I am now struggling to create SLOs based on the metrics of some applications and services.
For example: we have a soketi server running which exposes metrics on port 9601. I can gather the metrics from another pod with curl http://soketi.soketi.sv.cluster.local:9601/metrics.

But how do I get the grafana agent / alloy configured to push these metrics into grafana cloud?
If I try to find any of these metrics in my stack, I am not able to find it. I searched across the documentation, came up with this article: Scrape and forward application metrics | Grafana Cloud documentation

I tried it and added the pod for soketi, but still no metrics after a few days. One note: I come from datadog where we configured the agent to scrape all pods if they have a specific annotation.

I inspected the config.alloy file and as far as I understood it, metrics of pods should be automatically be sent to grafana cloud.

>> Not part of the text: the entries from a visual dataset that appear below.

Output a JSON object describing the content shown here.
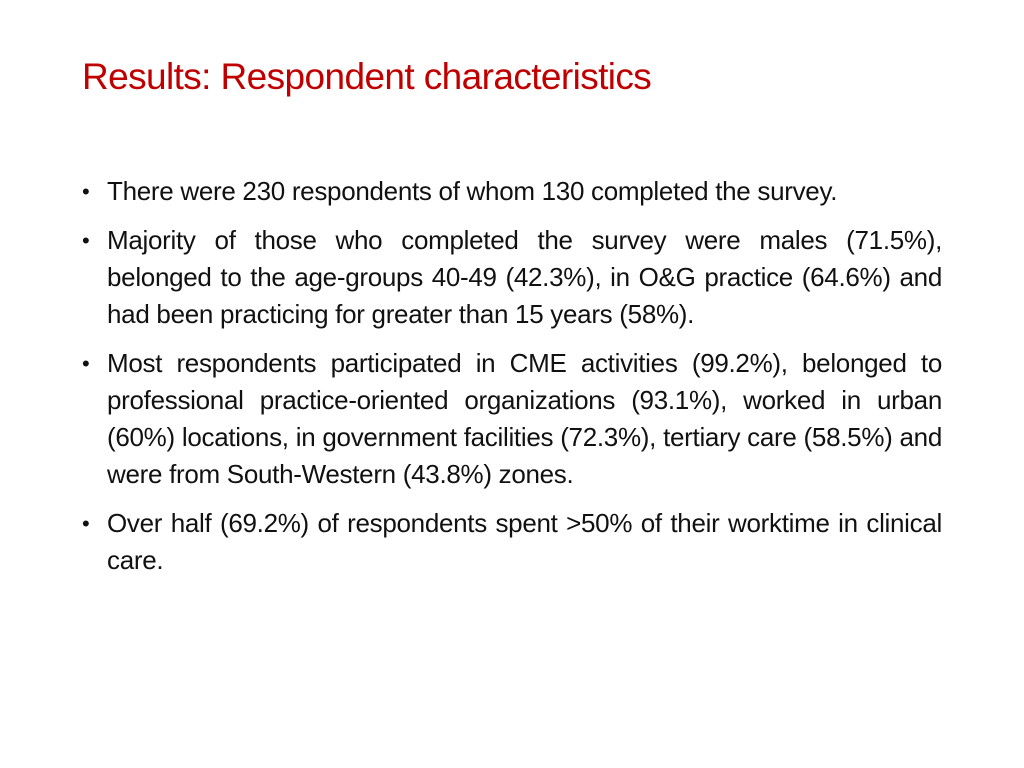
{
  "slide": {
    "title": "Results: Respondent characteristics",
    "bullet_symbol": "•",
    "bullets": [
      "There were 230 respondents of whom 130 completed the survey.",
      "Majority of those who completed the survey were males (71.5%), belonged to the age-groups 40-49 (42.3%), in O&G practice (64.6%) and had been practicing for greater than 15 years (58%).",
      "Most respondents participated in CME activities (99.2%), belonged to professional practice-oriented organizations (93.1%), worked in urban (60%) locations, in government facilities (72.3%), tertiary care (58.5%) and were from South-Western (43.8%) zones.",
      "Over half (69.2%) of respondents spent >50% of their worktime in clinical care."
    ]
  },
  "colors": {
    "title": "#c00000",
    "body_text": "#111111",
    "background": "#ffffff"
  }
}
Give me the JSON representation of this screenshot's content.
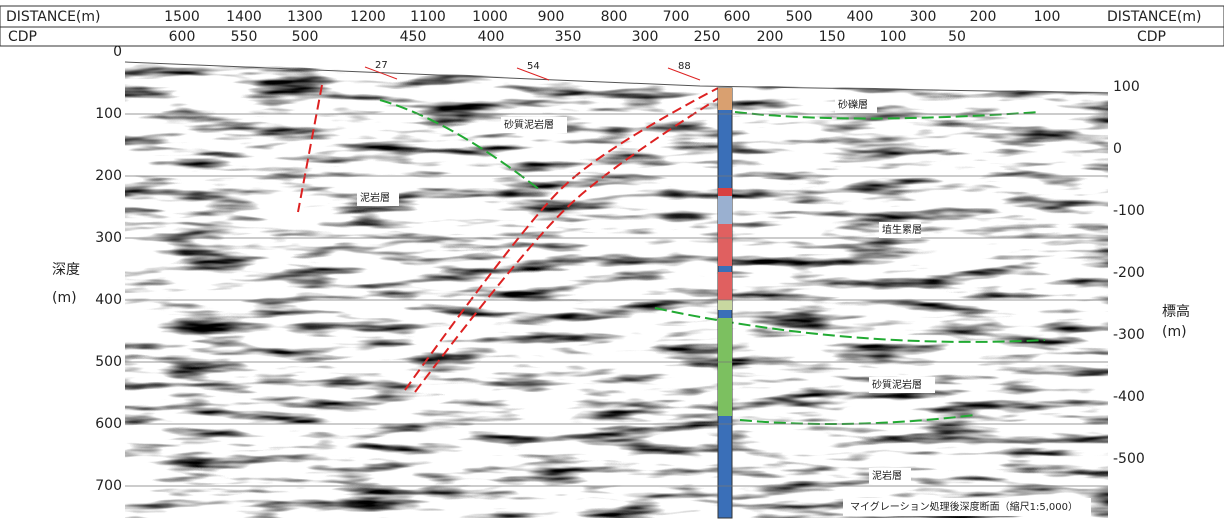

Are there any best practices for this scenario? It seems a little bit odd to directly change the configuration of grafana if I just want to add metrics of an specific pod :face_with_raised_eyebrow: I am sure I am missing some important step / configuration but not able to find it. Any help is appreciated :pray:t2:

Best
Martin

P.S.: I installed the grafana agent with the helm chart as instructed in grafana cloud itself

There is the same option here:

1 Like

Thank you! That looks exactly like the thing I am looking for :grinning: Do I understand correctly that I have to replace my current helm installation with the helm chart of your link in order to enable this feature?

Best
Martin

I don’t know which helm did you installed.

I would recommend that helm chart 2 version. It is still release candidate, but it should be released soon what I heard.

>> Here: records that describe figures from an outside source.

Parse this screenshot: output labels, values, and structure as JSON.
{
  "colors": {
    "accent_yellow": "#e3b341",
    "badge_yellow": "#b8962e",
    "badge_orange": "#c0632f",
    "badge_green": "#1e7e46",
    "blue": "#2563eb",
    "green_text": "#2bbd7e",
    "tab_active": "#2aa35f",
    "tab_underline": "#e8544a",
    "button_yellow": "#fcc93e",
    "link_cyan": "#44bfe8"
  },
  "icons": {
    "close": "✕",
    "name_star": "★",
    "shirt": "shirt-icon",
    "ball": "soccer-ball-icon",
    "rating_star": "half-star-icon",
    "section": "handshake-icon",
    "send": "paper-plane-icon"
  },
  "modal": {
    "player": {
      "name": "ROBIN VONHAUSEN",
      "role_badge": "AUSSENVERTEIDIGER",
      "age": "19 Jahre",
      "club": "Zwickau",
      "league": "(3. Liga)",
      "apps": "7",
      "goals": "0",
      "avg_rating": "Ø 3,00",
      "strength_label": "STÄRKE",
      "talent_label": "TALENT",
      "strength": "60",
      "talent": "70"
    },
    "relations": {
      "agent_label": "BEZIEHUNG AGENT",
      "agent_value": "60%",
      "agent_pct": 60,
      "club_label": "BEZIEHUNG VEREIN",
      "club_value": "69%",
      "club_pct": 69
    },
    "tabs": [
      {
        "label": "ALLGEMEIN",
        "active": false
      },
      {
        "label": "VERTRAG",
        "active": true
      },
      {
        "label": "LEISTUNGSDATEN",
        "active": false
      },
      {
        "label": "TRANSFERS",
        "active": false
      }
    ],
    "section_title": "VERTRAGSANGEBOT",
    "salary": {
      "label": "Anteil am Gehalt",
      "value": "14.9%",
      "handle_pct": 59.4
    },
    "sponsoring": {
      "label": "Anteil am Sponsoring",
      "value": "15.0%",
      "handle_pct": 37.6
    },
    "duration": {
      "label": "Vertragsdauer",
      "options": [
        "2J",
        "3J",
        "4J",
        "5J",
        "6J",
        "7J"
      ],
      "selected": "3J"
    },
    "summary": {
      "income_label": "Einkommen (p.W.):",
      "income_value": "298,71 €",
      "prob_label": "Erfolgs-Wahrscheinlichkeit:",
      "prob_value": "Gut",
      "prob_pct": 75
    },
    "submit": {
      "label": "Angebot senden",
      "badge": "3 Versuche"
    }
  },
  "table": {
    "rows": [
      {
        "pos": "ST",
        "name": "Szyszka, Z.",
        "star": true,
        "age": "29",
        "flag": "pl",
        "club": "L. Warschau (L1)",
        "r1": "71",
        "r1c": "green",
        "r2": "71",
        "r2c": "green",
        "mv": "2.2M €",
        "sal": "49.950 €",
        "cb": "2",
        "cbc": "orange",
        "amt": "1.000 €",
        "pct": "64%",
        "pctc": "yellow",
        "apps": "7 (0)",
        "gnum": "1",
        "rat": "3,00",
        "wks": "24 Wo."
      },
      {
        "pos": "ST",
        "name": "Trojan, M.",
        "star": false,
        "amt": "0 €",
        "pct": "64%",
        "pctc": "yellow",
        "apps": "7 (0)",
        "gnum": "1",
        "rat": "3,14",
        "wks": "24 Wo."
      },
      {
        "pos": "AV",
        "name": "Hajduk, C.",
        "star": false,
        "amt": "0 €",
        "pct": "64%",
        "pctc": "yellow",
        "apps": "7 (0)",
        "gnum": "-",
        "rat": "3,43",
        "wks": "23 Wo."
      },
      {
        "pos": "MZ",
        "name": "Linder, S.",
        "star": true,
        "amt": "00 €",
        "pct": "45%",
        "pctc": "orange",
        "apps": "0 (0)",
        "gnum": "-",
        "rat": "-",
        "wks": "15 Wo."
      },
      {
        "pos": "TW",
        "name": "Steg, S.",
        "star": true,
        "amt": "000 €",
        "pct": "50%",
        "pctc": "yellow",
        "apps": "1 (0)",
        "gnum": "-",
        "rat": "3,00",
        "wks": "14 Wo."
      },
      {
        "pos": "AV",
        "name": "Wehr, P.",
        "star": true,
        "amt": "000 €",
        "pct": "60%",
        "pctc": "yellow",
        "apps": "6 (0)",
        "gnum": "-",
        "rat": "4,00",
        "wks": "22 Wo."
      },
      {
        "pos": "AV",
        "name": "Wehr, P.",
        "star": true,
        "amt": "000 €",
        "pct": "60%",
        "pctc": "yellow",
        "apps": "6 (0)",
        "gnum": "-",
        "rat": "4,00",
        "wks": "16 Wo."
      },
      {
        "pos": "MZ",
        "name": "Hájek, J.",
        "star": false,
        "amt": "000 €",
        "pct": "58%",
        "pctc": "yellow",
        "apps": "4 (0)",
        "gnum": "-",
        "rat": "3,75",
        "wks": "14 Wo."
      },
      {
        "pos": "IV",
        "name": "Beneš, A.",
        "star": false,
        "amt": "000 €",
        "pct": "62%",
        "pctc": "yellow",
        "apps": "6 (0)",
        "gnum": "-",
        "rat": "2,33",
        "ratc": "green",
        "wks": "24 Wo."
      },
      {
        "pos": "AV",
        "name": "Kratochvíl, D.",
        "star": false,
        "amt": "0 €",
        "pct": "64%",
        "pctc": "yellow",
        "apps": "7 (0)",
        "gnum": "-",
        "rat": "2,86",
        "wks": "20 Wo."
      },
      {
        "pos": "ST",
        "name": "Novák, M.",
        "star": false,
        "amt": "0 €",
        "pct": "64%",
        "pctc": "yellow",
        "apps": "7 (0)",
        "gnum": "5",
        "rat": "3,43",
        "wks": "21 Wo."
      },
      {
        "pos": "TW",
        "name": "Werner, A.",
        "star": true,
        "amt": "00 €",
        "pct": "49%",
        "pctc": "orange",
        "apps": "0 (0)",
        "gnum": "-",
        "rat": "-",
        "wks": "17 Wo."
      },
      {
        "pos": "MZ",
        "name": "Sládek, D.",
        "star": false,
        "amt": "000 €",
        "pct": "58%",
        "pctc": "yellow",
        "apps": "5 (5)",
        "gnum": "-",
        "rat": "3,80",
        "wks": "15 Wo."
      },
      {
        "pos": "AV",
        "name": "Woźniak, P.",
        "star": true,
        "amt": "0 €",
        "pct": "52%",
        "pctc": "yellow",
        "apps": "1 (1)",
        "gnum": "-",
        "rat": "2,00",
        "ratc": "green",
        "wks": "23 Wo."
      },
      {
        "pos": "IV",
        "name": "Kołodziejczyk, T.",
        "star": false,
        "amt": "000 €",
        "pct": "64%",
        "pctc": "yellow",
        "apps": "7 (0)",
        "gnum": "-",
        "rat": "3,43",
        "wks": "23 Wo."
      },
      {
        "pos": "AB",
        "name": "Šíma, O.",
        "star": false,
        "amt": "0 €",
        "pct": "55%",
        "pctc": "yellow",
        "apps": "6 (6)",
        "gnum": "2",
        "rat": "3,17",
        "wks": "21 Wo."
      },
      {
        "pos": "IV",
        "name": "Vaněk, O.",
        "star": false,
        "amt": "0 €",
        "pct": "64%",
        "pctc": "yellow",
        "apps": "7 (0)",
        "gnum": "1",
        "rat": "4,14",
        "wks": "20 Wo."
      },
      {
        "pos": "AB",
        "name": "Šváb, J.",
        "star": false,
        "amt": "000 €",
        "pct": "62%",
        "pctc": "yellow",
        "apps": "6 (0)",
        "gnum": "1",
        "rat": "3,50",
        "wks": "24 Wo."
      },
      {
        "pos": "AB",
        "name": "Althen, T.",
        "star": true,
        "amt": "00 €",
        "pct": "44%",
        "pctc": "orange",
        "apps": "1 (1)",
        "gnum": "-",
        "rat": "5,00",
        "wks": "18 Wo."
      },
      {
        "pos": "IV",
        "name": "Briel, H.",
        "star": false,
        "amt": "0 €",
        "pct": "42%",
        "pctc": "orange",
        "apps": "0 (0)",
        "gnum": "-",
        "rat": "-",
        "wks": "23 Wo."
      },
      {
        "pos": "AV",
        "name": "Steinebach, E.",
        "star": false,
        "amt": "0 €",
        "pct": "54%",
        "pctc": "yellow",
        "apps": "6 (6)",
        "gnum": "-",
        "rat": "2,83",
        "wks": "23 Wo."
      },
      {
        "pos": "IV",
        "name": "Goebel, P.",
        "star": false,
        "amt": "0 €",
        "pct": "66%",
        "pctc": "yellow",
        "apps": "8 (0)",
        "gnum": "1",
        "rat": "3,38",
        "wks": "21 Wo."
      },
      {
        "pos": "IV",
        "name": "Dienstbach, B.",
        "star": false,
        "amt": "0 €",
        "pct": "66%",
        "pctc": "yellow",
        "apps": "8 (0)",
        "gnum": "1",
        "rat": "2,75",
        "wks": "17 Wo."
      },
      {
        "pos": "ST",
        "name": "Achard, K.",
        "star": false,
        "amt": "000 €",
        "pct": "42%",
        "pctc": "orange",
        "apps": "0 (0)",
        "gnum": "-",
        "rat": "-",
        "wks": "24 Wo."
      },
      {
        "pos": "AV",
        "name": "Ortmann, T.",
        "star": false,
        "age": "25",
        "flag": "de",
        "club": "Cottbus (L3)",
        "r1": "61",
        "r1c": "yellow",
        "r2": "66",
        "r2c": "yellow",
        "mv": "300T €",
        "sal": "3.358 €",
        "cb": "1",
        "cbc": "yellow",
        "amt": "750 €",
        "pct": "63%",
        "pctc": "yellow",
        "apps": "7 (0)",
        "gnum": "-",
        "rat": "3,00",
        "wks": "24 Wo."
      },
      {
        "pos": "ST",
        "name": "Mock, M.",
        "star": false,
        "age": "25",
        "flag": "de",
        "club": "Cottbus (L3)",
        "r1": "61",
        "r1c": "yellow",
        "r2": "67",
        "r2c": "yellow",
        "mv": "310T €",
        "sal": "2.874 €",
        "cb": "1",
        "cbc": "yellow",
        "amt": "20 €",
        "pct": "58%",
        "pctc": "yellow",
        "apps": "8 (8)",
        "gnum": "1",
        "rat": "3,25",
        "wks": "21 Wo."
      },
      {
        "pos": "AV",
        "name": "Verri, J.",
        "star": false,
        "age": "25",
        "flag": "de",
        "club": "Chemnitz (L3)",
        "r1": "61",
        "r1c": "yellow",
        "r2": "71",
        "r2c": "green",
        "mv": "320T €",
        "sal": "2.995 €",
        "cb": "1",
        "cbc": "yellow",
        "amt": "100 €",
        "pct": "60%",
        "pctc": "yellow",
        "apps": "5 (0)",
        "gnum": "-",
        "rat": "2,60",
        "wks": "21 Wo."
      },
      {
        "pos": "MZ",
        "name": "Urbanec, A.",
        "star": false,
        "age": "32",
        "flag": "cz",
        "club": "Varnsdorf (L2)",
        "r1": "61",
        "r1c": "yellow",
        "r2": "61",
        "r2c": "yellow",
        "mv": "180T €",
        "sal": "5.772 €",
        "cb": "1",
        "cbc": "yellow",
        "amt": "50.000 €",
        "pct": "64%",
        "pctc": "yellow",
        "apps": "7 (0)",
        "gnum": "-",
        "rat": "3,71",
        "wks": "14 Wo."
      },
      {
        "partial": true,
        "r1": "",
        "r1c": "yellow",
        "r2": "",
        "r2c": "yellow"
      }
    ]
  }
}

I installed it with the tutorial in grafana cloud directly. If you navigate to https://<your-stack>.grafana.net/a/grafana-k8s-app/configuration?from=now-1h&to=now there is a page with steps to integrate k8s into grafana cloud with a helm installation command at the end.

I think it is version 1 as of these lines:

helm repo add grafana https://grafana.github.io/helm-charts &&
  helm repo update &&
  helm upgrade --install --version ^1 --atomic --timeout 300s grafana-k8s-monitoring grafana/k8s-monitoring ....

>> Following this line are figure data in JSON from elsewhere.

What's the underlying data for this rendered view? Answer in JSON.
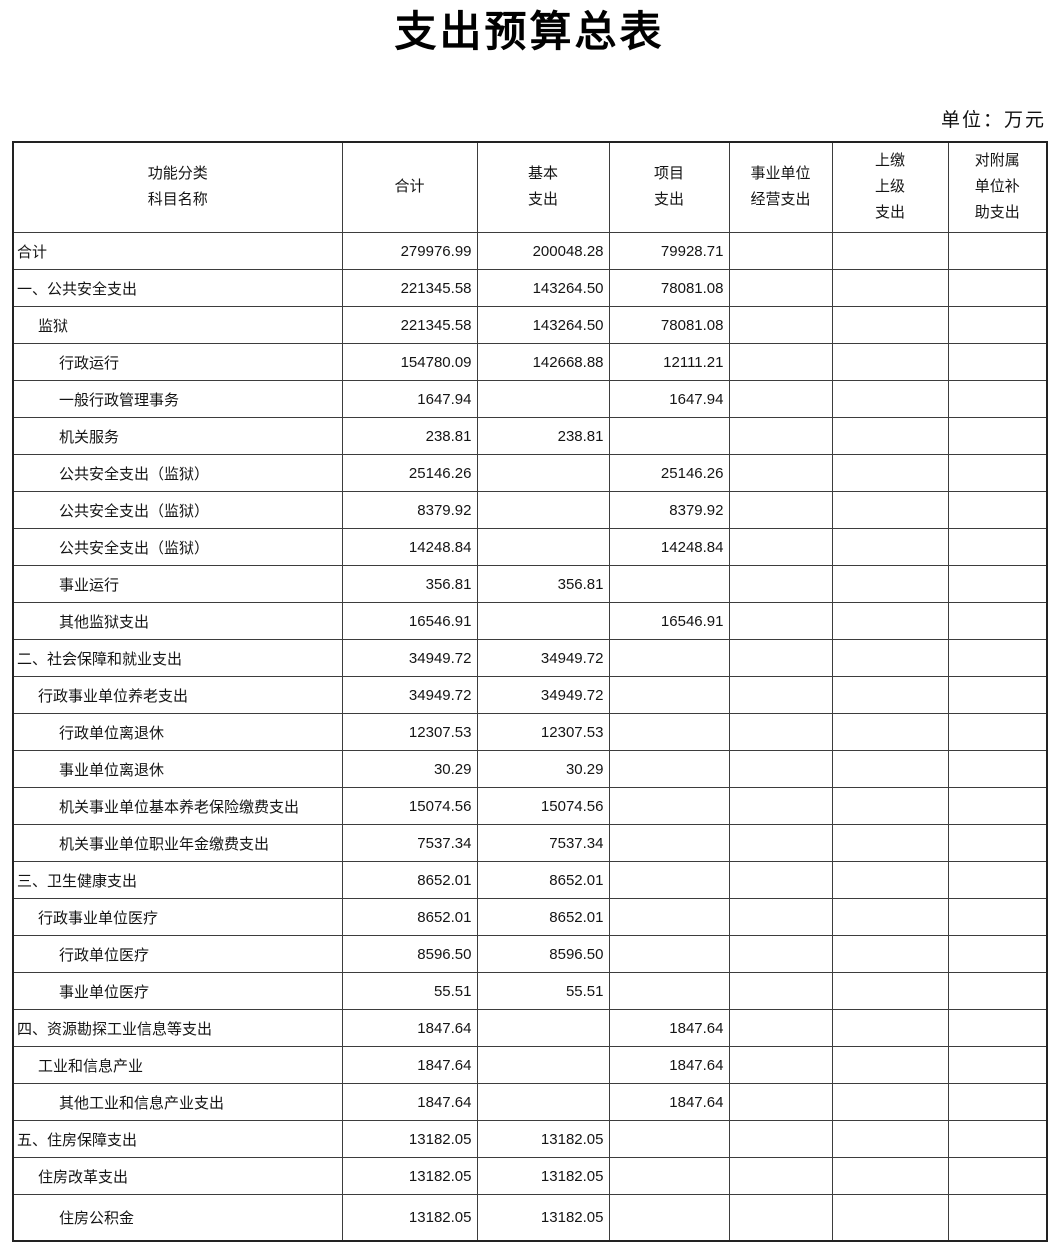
{
  "title": "支出预算总表",
  "unit_label": "单位：万元",
  "table": {
    "headers": {
      "name": "功能分类\n科目名称",
      "total": "合计",
      "basic": "基本\n支出",
      "project": "项目\n支出",
      "operating": "事业单位\n经营支出",
      "upper": "上缴\n上级\n支出",
      "subsidy": "对附属\n单位补\n助支出"
    },
    "rows": [
      {
        "name": "合计",
        "level": 0,
        "total": "279976.99",
        "basic": "200048.28",
        "project": "79928.71",
        "operating": "",
        "upper": "",
        "subsidy": ""
      },
      {
        "name": "一、公共安全支出",
        "level": 0,
        "total": "221345.58",
        "basic": "143264.50",
        "project": "78081.08",
        "operating": "",
        "upper": "",
        "subsidy": ""
      },
      {
        "name": "监狱",
        "level": 1,
        "total": "221345.58",
        "basic": "143264.50",
        "project": "78081.08",
        "operating": "",
        "upper": "",
        "subsidy": ""
      },
      {
        "name": "行政运行",
        "level": 2,
        "total": "154780.09",
        "basic": "142668.88",
        "project": "12111.21",
        "operating": "",
        "upper": "",
        "subsidy": ""
      },
      {
        "name": "一般行政管理事务",
        "level": 2,
        "total": "1647.94",
        "basic": "",
        "project": "1647.94",
        "operating": "",
        "upper": "",
        "subsidy": ""
      },
      {
        "name": "机关服务",
        "level": 2,
        "total": "238.81",
        "basic": "238.81",
        "project": "",
        "operating": "",
        "upper": "",
        "subsidy": ""
      },
      {
        "name": "公共安全支出（监狱）",
        "level": 2,
        "total": "25146.26",
        "basic": "",
        "project": "25146.26",
        "operating": "",
        "upper": "",
        "subsidy": ""
      },
      {
        "name": "公共安全支出（监狱）",
        "level": 2,
        "total": "8379.92",
        "basic": "",
        "project": "8379.92",
        "operating": "",
        "upper": "",
        "subsidy": ""
      },
      {
        "name": "公共安全支出（监狱）",
        "level": 2,
        "total": "14248.84",
        "basic": "",
        "project": "14248.84",
        "operating": "",
        "upper": "",
        "subsidy": ""
      },
      {
        "name": "事业运行",
        "level": 2,
        "total": "356.81",
        "basic": "356.81",
        "project": "",
        "operating": "",
        "upper": "",
        "subsidy": ""
      },
      {
        "name": "其他监狱支出",
        "level": 2,
        "total": "16546.91",
        "basic": "",
        "project": "16546.91",
        "operating": "",
        "upper": "",
        "subsidy": ""
      },
      {
        "name": "二、社会保障和就业支出",
        "level": 0,
        "total": "34949.72",
        "basic": "34949.72",
        "project": "",
        "operating": "",
        "upper": "",
        "subsidy": ""
      },
      {
        "name": "行政事业单位养老支出",
        "level": 1,
        "total": "34949.72",
        "basic": "34949.72",
        "project": "",
        "operating": "",
        "upper": "",
        "subsidy": ""
      },
      {
        "name": "行政单位离退休",
        "level": 2,
        "total": "12307.53",
        "basic": "12307.53",
        "project": "",
        "operating": "",
        "upper": "",
        "subsidy": ""
      },
      {
        "name": "事业单位离退休",
        "level": 2,
        "total": "30.29",
        "basic": "30.29",
        "project": "",
        "operating": "",
        "upper": "",
        "subsidy": ""
      },
      {
        "name": "机关事业单位基本养老保险缴费支出",
        "level": 2,
        "total": "15074.56",
        "basic": "15074.56",
        "project": "",
        "operating": "",
        "upper": "",
        "subsidy": ""
      },
      {
        "name": "机关事业单位职业年金缴费支出",
        "level": 2,
        "total": "7537.34",
        "basic": "7537.34",
        "project": "",
        "operating": "",
        "upper": "",
        "subsidy": ""
      },
      {
        "name": "三、卫生健康支出",
        "level": 0,
        "total": "8652.01",
        "basic": "8652.01",
        "project": "",
        "operating": "",
        "upper": "",
        "subsidy": ""
      },
      {
        "name": "行政事业单位医疗",
        "level": 1,
        "total": "8652.01",
        "basic": "8652.01",
        "project": "",
        "operating": "",
        "upper": "",
        "subsidy": ""
      },
      {
        "name": "行政单位医疗",
        "level": 2,
        "total": "8596.50",
        "basic": "8596.50",
        "project": "",
        "operating": "",
        "upper": "",
        "subsidy": ""
      },
      {
        "name": "事业单位医疗",
        "level": 2,
        "total": "55.51",
        "basic": "55.51",
        "project": "",
        "operating": "",
        "upper": "",
        "subsidy": ""
      },
      {
        "name": "四、资源勘探工业信息等支出",
        "level": 0,
        "total": "1847.64",
        "basic": "",
        "project": "1847.64",
        "operating": "",
        "upper": "",
        "subsidy": ""
      },
      {
        "name": "工业和信息产业",
        "level": 1,
        "total": "1847.64",
        "basic": "",
        "project": "1847.64",
        "operating": "",
        "upper": "",
        "subsidy": ""
      },
      {
        "name": "其他工业和信息产业支出",
        "level": 2,
        "total": "1847.64",
        "basic": "",
        "project": "1847.64",
        "operating": "",
        "upper": "",
        "subsidy": ""
      },
      {
        "name": "五、住房保障支出",
        "level": 0,
        "total": "13182.05",
        "basic": "13182.05",
        "project": "",
        "operating": "",
        "upper": "",
        "subsidy": ""
      },
      {
        "name": "住房改革支出",
        "level": 1,
        "total": "13182.05",
        "basic": "13182.05",
        "project": "",
        "operating": "",
        "upper": "",
        "subsidy": ""
      },
      {
        "name": "住房公积金",
        "level": 2,
        "total": "13182.05",
        "basic": "13182.05",
        "project": "",
        "operating": "",
        "upper": "",
        "subsidy": ""
      }
    ]
  }
}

But I checked the config.alloy file on the grafana pod and found these:

// Annotation Autodiscovery
discovery.relabel "annotation_autodiscovery_pods" {
  targets = discovery.kubernetes.pods.targets
  rule {
    source_labels = ["__meta_kubernetes_pod_annotation_k8s_grafana_com_scrape"]
    regex = "true"
    action = "keep"
  }
  rule {
    source_labels = ["__meta_kubernetes_pod_annotation_k8s_grafana_com_job"]
    action = "replace"
    target_label = "job"
  }
  rule {
    source_labels = ["__meta_kubernetes_pod_annotation_k8s_grafana_com_instance"]
    action = "replace"
    target_label = "instance"
  }
  rule {
    source_labels = ["__meta_kubernetes_pod_annotation_k8s_grafana_com_metrics_path"]
    action = "replace"
    target_label = "__metrics_path__"
  }

I think the annotation autodiscovery should be enabled. I added the the annotations to the pod and now I am waiting to retrieve the first metrics. As far as I understand this should work now.

2 Likes

Hello! I’m the primary author of the k8s-monitoring Helm chart!

Yeah, both v1 and v2 have the annotation-based autodiscovery feature. If you add k8s.grafana.com/scrape: true on your pods or services, it should detect them. In v1, it’s enabled by default. In v2, you enable them by setting:

annotationAutodiscovery:
  enabled: true
2 Likes

Hi Pete,

awesome, thank you! It works with the annotations, I did succesfully get all the metrics of the applications and nginx :star_struck:

I also found out we still using the v1 helm chart (which is btw still in the grafana cloud as example, maybe they can update this?) and created a ticket for ourself to replace it with the v2 version.

Thanks to all of you! Great help :clap:

Best
Martin

Thank you for sharing your experience i think this is the point i was looking for.